BruCON 2025, my first big con
In September 2025 I went to BruCON, and it was my first real "big" security conference. I walked in not really knowing what to expect and walked out with a notebook full of ideas, a handful of new contacts, and the certainty that I'm in the right field.
The vibe
BruCON is chill. That's the word that keeps coming back to me. It's a serious con with serious content, but the atmosphere is relaxed and approachable, no gatekeeping, no "you don't belong here" energy. I ended up in conversations with people at wildly different points in their careers, and the thing that stood out is that everyone there shares the same mindset: curious about how things work, interested in breaking them carefully, and genuinely invested in making things more secure.
Meeting people with that same wiring, in person, at that scale, was honestly the highlight for me. It's one thing to read blogs and lurk in Discords. It's another to stand around with a drink and actually talk about what you're working on.
One encounter in particular ended up changing the rest of my year. While wandering around the room with all the stands, we got talking with a teacher from Howest. Somewhere in the conversation he mentioned that Howest was still looking for a few students to take part in Hack The Government, and asked if we'd be interested. If we were, his advice was simple: go over to the CCB stand, which was right there at the event, and talk to them directly, since they were the ones organising it.
That single conversation is the only reason I ended up on the HTG participant list. No chat with that teacher at BruCON, no HTG for me. I'll leave the details of the event itself for another post, but the through-line is clear. I wouldn't have had that opportunity without showing up at BruCON. Lesson learned: show up, and talk to people.
What made my interest in cyber grow
Before BruCON my mental map of "cybersecurity" was pretty narrow, essentially web, network, and whatever came up in class. The villages and talks widened that a lot. There's so much more going on in this field than I realised, and a bunch of it is weird in the best way.
A few things that stuck with me:
The Maritime Village, CAN bus manipulation
Easily one of the coolest things I saw all week. The Maritime Village had a setup where they were playing with CAN bus messages on marine equipment, and the results were wild: they could spoof data on the navigation display, drop or move vessels on the map, mess with the fuel gauge, and generally make the instruments lie to the crew.
Seeing a fuel gauge drop to empty because someone across the table sent a crafted message made the whole "hardware-attached-to-a-network-is-still- a-network" thing click in a way that no lecture ever did. Same class of problem as car CAN attacks, just with much bigger, much more expensive targets.
Radio stuff, HackRF and friends
There was another demo in the RF space that I only half-understood in the moment, but the pieces I did catch blew my mind. Using something like a HackRF One, they were doing things like injecting fake ADS-B traffic so that aviation displays would show "ghost" planes sitting on an airway that wasn't actually there. Completely fabricated aircraft, showing up on real-looking screens.

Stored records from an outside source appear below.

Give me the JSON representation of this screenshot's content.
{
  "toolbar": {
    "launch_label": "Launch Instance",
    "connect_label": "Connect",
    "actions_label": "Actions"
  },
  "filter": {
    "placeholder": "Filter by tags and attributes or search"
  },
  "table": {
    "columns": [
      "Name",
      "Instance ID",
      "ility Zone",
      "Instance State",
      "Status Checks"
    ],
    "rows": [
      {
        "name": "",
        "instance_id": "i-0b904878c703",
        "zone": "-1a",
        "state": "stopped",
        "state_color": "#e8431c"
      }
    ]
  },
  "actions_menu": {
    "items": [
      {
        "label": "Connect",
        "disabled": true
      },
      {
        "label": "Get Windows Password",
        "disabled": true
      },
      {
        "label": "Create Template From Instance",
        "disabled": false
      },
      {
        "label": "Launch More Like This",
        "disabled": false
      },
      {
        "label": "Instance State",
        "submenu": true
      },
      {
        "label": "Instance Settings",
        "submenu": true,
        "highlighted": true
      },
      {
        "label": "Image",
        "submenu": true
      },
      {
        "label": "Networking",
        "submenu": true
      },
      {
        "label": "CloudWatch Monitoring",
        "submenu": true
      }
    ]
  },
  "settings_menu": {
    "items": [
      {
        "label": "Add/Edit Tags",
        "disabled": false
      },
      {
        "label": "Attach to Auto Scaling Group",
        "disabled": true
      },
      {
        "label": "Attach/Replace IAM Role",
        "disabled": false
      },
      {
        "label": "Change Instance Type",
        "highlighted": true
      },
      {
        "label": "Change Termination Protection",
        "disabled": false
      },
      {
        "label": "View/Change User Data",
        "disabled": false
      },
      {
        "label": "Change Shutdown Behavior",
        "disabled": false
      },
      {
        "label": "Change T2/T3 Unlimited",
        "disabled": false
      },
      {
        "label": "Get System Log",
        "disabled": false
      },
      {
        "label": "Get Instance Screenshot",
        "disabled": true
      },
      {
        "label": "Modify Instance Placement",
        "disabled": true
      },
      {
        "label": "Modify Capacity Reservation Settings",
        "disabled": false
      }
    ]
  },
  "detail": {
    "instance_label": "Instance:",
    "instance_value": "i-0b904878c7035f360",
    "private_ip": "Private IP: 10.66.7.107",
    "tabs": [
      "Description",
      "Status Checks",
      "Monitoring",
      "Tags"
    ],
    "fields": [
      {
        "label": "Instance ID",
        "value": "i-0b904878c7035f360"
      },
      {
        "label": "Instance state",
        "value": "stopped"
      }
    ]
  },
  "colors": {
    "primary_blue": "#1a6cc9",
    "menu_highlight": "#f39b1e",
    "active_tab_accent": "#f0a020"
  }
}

They also demoed GPS spoofing: transmitting a crafted signal strong enough that nearby phones thought they were somewhere else entirely. Watch your phone's map jump to a different country while you're standing still and tell me that's not unsettling.
I don't have the RF background to reproduce any of this yet, but it pushed radio and signals way up my "things to learn" list.
Takeaways
- Go to the cons. Even if you think you're too junior. Especially if you think you're too junior.
- Cybersecurity is way bigger than the web/network slice I'd been looking at. Hardware, radio, maritime, automotive, it's all in scope, and it's all fascinating.
- The community part is not filler. Talks are great, but the people are why you come back.
Thanks to everyone at BruCON who humoured a first-timer asking basic questions. I'll be back.